Click Create to finalize the integration task.
Task Behavior
| Continuous Ingestion | Behavior |
|---|---|
| On | Runs continuously, polling S3 every 30 seconds for new files and importing them automatically. |
| Off | Imports matching files once and stops. Already-imported files are skipped unless Allow Duplicate Imports is enabled. |
Advanced Configuration
Continuous Ingestion
When enabled, the task runs as a long-lived process that periodically scans the S3 path for new files. Each cycle:
- Lists objects matching the file path pattern
- Identifies new files not yet imported
- Imports new files into the target table using
COPY INTO - Records import results in the task history
This is useful for data pipelines where upstream systems continuously write new files to S3.
Error Handling
- Abort (default): The import stops at the first error encountered. Use this when data quality is critical and you want to investigate any issues before proceeding.

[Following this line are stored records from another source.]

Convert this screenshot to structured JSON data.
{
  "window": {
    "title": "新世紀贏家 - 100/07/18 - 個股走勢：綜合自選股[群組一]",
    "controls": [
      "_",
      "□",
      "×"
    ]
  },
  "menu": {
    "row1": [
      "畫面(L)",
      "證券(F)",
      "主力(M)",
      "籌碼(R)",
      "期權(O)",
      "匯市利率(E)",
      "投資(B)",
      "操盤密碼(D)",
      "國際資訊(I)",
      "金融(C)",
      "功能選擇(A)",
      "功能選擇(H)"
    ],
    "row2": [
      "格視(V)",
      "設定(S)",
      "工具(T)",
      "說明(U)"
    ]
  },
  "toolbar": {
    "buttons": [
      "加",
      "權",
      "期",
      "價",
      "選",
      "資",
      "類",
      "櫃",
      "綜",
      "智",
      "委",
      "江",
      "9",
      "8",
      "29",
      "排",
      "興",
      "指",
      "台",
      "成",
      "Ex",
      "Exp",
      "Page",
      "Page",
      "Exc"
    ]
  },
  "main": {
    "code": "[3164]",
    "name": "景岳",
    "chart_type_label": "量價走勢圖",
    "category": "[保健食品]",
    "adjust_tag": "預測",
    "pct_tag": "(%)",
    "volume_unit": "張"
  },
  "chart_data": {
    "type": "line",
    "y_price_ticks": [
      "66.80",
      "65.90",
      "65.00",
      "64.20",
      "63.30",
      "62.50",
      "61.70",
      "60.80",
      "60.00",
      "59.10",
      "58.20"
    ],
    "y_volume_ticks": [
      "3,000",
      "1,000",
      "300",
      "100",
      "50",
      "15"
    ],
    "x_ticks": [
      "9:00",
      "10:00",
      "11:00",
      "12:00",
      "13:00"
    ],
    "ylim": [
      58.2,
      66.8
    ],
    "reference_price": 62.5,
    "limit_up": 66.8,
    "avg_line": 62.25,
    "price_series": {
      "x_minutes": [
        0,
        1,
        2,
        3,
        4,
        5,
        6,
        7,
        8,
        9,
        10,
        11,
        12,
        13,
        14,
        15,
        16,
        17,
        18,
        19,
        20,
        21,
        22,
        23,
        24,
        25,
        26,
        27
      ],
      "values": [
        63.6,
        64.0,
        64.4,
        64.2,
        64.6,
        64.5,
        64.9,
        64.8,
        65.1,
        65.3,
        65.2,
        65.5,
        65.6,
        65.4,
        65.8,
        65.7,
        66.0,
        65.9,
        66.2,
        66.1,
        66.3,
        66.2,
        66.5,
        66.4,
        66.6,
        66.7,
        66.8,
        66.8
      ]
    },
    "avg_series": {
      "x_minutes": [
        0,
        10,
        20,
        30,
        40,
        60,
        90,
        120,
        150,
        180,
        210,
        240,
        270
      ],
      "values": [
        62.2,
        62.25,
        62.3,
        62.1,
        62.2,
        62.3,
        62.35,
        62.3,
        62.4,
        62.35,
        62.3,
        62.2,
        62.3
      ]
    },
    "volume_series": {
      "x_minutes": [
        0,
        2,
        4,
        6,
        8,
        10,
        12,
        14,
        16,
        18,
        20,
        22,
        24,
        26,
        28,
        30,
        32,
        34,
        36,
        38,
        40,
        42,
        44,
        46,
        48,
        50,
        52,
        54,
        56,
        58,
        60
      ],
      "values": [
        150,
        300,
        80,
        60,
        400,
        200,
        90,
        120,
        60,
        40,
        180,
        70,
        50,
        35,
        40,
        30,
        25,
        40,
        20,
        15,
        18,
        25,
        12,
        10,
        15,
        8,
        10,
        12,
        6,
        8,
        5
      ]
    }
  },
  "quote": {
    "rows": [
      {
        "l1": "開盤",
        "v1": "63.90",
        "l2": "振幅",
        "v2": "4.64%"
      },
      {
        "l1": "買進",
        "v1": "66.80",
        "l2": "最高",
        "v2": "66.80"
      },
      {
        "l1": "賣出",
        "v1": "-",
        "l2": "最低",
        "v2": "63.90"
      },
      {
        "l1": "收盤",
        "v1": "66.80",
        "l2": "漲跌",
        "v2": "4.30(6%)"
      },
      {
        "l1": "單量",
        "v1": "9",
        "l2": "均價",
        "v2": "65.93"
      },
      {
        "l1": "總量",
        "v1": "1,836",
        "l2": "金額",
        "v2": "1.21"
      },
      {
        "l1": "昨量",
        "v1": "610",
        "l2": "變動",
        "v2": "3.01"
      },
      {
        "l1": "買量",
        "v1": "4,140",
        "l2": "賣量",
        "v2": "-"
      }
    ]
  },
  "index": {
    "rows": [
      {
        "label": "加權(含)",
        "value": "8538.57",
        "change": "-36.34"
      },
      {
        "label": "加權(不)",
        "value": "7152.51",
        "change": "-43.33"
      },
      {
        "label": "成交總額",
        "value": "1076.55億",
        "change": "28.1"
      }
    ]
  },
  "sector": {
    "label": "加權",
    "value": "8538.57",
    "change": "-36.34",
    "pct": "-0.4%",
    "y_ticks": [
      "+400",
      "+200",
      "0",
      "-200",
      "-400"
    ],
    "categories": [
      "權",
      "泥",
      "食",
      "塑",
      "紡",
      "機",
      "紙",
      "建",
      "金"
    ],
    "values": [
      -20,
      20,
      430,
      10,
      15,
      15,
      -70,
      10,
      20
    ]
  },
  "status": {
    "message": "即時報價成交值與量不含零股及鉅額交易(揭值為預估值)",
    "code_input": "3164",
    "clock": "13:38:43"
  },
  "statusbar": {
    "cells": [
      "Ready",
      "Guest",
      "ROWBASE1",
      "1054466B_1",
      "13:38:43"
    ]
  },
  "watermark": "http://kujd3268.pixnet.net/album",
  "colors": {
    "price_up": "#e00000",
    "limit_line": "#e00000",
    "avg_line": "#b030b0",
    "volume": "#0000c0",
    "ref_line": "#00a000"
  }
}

- Continue: Skips rows that cause errors and continues importing the remaining data. Use this when partial imports are acceptable and you want to maximize data throughput.
Clean Up Original Files (PURGE)
When enabled, source files are deleted from S3 after they are successfully imported into Databend. This helps manage storage costs and prevents reprocessing. Ensure your AWS credentials have s3:DeleteObject permission on the target bucket.
Allow Duplicate Imports (FORCE)
By default, the system tracks which files have been imported and skips them in subsequent runs. Enabling this option forces re-import of all matching files, regardless of whether they have been previously imported. This is useful when you need to reload data after schema changes or data corrections.